Лоузби — это была не фамилия и не имя, а одна из частей родового титула, принадлежавшего теперь ее сыну, маркизу. Она называла внука в обществе только так, вернувшись к еще одной старомодной манере, словно по-прежнему длились 90-е годы прошлого века, когда она родилась.
— Ни в каком отношении. Кому-нибудь известно, кто она такая?
На самом деле леди Эшбрук прекрасно это знала. Отец девушки жил в роскоши на Итонской площади. Он был богат. Это еще можно было извинить, но он к тому же был членом парламента от лейбористской партии, а вот этого извинить уже было нельзя. По слухам, ему собирались предложить пост в правительстве, что было еще хуже. Бульварные газетки, кроме того, намекали на какие-то темные финансовые операции, что было уж совсем плохо.

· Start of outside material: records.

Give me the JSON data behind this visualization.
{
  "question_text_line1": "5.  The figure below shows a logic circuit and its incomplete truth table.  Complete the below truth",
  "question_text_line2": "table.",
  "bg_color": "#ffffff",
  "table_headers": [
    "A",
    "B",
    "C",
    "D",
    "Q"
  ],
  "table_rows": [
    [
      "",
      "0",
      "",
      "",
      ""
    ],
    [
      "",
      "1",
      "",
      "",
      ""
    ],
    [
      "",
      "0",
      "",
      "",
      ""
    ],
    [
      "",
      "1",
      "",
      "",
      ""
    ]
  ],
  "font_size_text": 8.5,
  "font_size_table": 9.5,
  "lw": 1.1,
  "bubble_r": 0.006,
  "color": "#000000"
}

— Грошовый мошенник и ничего больше, — объявила леди Эшбрук без каких-либо доказательств и упуская из виду, что если он и мошенник, то уж никак не грошовый. — Девица довольно смазливая, — сказала она. — Годится, чтобы ее потискать, но и только.
После этого уничижительного суждения Мэдж Эшбрук посмотрела прямо на Хамфри и почти без паузы спросила:
— Вы знаете… — Она запнулась (не потому, что ей не хватило дыхания) и продолжала: — Вы знаете, я всегда боялась этого.

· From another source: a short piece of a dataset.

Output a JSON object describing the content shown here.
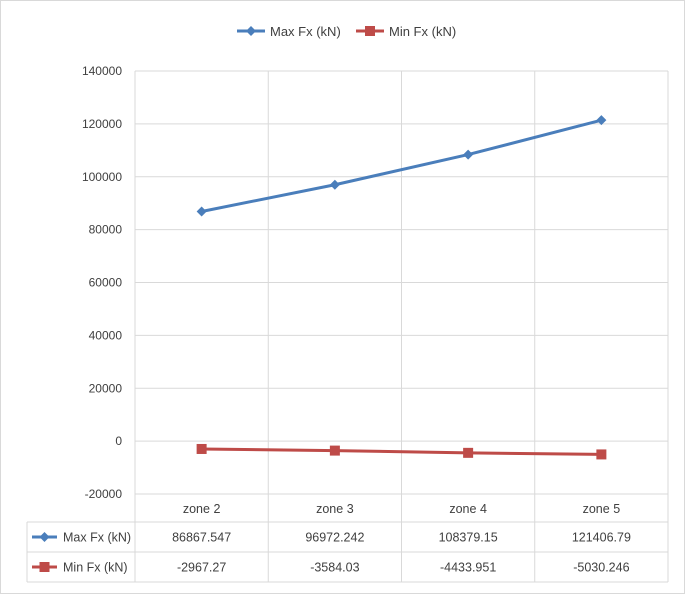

Она сохранила всю свою властную выдержку, но Хамфри понял: за ее словами крылась та просьба об участии, на какую она вообще была способна. Выдержку она сохранила, но прежняя уверенность в себе исчезла. Она говорила не о делах своего внука. Спектакль кончился. Она говорила о себе. Это означало рак. При всей своей храбрости выговорить это слово она не могла.
— Я понимаю, — сказал Хамфри и неловко добавил: — Но, может быть, все в порядке.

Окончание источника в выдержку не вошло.